Can incentives help our industry?

Ken Clark

How would this sound for a stump speech on the presidential campaign trail: “As president, I promise to send $600 checks to voters, several times a year.”

If any opponent would dare criticize the policy as irresponsible, he (or she) could be attacked as “soft on sending $600 checks to Americans.”

The scenario sounds comical. But here we are discussing a $150 billion or so stimulus package that includes a wildly popular “tax rebate,” (that would actually require federal borrowing) to send “stipends” of $300 to $1,200 to middle class Americans.

Most of the people I’ve talked to subscribe to the theory that individuals know how to use their money better than tax collectors and governments. Furthermore, any shift of money from the tax collector to the tax payer is a good thing.

Sure.

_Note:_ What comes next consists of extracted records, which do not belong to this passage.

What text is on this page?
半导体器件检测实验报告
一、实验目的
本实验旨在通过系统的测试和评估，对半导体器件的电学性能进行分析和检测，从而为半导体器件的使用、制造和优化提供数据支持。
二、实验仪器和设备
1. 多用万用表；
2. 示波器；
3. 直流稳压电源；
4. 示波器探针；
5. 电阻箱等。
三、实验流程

Lower taxes are one thing and lead to freedom of the consumer to choose. But borrowing money from future generations so that today’s Americans can enjoy a quick dose of retail therapy, a few hundred dollars a pop, seems to me to be quite another.

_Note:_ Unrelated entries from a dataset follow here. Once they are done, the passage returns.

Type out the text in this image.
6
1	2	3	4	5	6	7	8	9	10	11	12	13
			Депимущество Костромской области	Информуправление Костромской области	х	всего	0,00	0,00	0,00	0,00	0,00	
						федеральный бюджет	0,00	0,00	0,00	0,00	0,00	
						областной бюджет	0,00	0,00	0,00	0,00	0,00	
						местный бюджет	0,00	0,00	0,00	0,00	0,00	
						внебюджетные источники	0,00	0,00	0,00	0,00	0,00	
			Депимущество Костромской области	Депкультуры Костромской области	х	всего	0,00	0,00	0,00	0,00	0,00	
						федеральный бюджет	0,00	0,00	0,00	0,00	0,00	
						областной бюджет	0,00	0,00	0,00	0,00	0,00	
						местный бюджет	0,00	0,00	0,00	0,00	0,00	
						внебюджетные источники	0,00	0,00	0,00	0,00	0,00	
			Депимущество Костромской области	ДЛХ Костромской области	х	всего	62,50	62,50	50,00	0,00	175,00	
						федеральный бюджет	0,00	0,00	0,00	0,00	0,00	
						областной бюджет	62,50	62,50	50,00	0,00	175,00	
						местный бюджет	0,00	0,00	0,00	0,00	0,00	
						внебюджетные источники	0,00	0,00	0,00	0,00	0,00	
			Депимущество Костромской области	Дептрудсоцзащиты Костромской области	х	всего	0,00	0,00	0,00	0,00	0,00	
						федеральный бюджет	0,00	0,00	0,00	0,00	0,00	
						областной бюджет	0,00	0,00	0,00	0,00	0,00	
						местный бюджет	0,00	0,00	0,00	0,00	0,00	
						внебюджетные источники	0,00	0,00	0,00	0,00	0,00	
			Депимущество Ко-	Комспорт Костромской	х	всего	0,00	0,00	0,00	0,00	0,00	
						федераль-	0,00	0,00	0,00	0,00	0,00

At one of the recent presidential debates, candidate Mike Huckabee, the Arkansas governor, a rare opponent of the policy, quipped “We’ll probably end up borrowing this $150 billion from the Chinese.”

Happily, there are better proposals on the table. Ones that might actually stimulate long-term spending, or even home purchases. The National Association of Home Builders rightly pointed to the need for housing incentives to be included in the package. (See Web Exclusives at .) Tax credits for new home purchase and revitalizing the Federal Housing Authority are among the proposals.

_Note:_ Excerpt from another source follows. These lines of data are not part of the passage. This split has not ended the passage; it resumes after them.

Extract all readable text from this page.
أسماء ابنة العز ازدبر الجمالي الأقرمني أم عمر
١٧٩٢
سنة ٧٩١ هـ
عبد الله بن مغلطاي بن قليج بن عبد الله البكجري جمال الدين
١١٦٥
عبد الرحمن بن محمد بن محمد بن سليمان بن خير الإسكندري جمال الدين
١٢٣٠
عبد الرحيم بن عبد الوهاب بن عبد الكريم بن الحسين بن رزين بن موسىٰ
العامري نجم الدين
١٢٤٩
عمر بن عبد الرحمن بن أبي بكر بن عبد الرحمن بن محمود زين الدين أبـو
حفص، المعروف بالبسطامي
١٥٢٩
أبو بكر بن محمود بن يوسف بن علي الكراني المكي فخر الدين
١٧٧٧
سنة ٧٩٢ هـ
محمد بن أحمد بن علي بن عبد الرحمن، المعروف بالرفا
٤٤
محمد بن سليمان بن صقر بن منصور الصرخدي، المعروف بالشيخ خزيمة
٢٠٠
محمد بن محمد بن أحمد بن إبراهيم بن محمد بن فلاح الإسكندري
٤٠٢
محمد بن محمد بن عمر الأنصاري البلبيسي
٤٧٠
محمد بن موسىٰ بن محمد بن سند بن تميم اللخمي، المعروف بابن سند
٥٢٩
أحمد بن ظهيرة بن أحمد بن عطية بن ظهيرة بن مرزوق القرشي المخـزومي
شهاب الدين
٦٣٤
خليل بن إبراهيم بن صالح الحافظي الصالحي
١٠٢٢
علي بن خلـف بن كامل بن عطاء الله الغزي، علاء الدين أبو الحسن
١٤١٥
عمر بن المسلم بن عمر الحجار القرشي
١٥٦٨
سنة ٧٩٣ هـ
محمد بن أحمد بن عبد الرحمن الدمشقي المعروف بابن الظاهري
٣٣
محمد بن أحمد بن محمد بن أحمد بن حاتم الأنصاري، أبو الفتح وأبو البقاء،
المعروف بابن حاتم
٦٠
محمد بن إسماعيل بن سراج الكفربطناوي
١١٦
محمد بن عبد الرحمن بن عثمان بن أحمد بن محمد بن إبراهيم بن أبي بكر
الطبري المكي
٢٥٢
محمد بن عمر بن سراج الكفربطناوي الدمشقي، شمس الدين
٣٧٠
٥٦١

A few hundred bucks could be gone in a week, but the purchase of a house inspires a hundred trips to the home center or hardware store and chips away at the excess inventory. Not a bad combination, election year or not.

It’s only natural in this election year that there are a lot of ideas about how best to run the country.

If our democracy is to thrive in the 21st century, we need an active press to examine where candidates stand on the important issues. Too much of the media coverage is of the horse-race variety—who is winning in this state, who is favored in that state.

Home Channel News can’t reform the U.S. media, but we can offer a “Home Channel Presidential Campaign Scorecard.” It’s on page 38. Associate editor Kate Fazzini gathered positions from the most powerful contenders left in the race (at press time) and distilled policy positions in areas affecting our industry.